Checks revealed the male driver was a habitual traffic offender – and disqualified from driving until 2061.
He was conveyed to Newcastle Police Station and charged with drive while disqualified, use unregistered and uninsured vehicle, use vehicle with unauthorised number plates.
The man was bail refused and he will appear in Newcastle Local Court today.
NSW Minister for Police and Emergency Services David Elliott praised most motorists across the state who obeyed road rules but urged the community not to become complacent.
“The priority every day – not just during the festive season – is to reduce fatalities on the road and for the road safety message to get through to all motorists,” he explained.
“Compared to this time last year, we saw four fewer fatalities on our roads and only 691 motor vehicle collisions, down 205 from 896 last year.
“We should be proud of the reduction in these numbers but with summer travel continuing, I urge motorists to do all they can to take care behind the wheel and keep our roads safe.”
Police issued an overall total of 9,407 traffic infringement notices for speeding during this year’s operation – up 650 – compared to the same time last year.
This includes 268 fines for P-plate drivers caught exceeding the limit.
Traffic and Highway Patrol Command Acting Assistant Commissioner Stephen Hegarty said police would not stop targeting the four Ds – drink, drug, dangerous and distracted driving.
“I know the majority of people were excited to see the back of 2020 and it appears as though we travelled at speed into 2021, which is a concern given that speed is a leading contributor to fatal crashes,” he stated.
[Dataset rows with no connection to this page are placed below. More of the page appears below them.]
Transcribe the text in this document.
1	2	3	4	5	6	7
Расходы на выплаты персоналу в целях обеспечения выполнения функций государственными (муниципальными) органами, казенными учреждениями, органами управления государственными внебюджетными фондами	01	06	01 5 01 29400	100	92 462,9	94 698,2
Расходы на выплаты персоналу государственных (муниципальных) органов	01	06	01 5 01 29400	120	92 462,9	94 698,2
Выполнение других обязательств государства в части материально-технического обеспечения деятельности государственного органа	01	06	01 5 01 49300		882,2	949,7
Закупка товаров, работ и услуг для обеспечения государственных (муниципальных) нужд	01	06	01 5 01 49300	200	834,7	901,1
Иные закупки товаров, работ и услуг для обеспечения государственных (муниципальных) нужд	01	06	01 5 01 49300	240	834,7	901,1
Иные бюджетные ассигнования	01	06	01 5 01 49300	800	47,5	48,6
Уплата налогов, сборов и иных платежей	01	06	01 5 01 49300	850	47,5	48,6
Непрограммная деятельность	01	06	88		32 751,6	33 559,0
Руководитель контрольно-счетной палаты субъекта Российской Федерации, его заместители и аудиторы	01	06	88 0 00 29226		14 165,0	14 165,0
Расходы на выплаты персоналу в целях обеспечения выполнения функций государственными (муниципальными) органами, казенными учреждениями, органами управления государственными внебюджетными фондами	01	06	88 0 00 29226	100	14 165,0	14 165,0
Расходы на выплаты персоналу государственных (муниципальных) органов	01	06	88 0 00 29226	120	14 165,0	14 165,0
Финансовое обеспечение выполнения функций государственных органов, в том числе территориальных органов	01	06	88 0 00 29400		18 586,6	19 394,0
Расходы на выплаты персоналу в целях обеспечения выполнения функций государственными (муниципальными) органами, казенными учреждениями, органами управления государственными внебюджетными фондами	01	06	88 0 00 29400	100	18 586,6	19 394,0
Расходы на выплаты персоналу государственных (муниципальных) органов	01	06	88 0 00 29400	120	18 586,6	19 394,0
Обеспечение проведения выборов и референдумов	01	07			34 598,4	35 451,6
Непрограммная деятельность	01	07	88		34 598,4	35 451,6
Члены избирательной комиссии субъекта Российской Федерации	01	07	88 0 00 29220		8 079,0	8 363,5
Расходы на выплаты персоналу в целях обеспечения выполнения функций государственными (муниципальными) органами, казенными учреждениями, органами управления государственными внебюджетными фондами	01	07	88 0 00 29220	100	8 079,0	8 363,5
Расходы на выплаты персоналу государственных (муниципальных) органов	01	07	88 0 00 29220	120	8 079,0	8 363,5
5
“As a frontline worker, one of the hardest things to do is deliver the news of a loved one’s death – especially as a result of a road crash, which could have been avoided by making better choices behind the wheel.
“We asked road users to take care over the holiday season and we praise those who did the right thing, but let’s continue to make good choices and ensure we all get home safely.”
During the 2020-21 operation, police conducted 199,493 breath tests, charged 569 people with drink driving and issued more than 8,700 infringements for restraint, mobile and other offences.